One of the defining features of our era, both within the sangha and beyond, is the aging population and a housing crisis that is nigh incapacitating the younger generations. The housing and lifestyle needs of the sangha are becoming routine conversations for all age groups—so much so that groups have been networking for years to find a path forward.
Grand visions have not been lacking, but pragmatism and skillful means have. The average conversation about housing is focused on amenities, when it needs to be mission-focused. A common mission is a "glue" for group living. Given the geographic diversity of the sangha, a decentralized method needs to be developed to help the members.

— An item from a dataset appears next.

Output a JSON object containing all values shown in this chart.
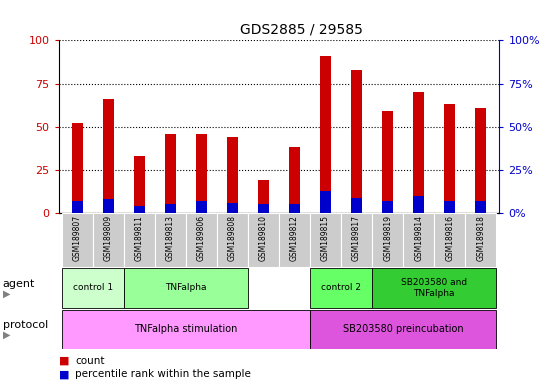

Our community is entering its sixth decade, and over the years there have been grand experiments in developing long-term community infrastructure. The process of funding, managing, repairing, and operating these high-cost assets has become a consuming preoccupation of Shambhala leadership. These physical assets are the locus of memory for many of the older students, and the loss of the physical space is quite literally the loss of memories. We propose to document those memories, and compare the experiences of co-living in environments such as DDL, SMC, RMDC, Coburg House, and Marpa House with other intentional communities in the Americas and Europe. These stories, compared to the needs defined by a community survey, will allow any group to have a guide to understand the potentials, limitations, and process of establishing a co-living arraignment. As some members need housing alternatives, either while a larger project is in development or simply as a less intensive alternative, we will establish a framework for sharing existing sangha housing on a voluntary basis.
The approach is a research-based action program to accomplish the following:
  1. Conduct an anonymous census of sangha members’ housing needs, medical needs, demographics, family planning, and degree of inter-city mobility and intra-city mobility.
  1. Catalog and record the stories of previous and ongoing sangha co-living arrangements. Honor the past, and record the lessons learned from each.
  1. Develop a best-practices guide for establishing co-living situations of various scales.
  1. Frame an online home-sharing database as an inexpensive alternative, learning opportunity, and safety net.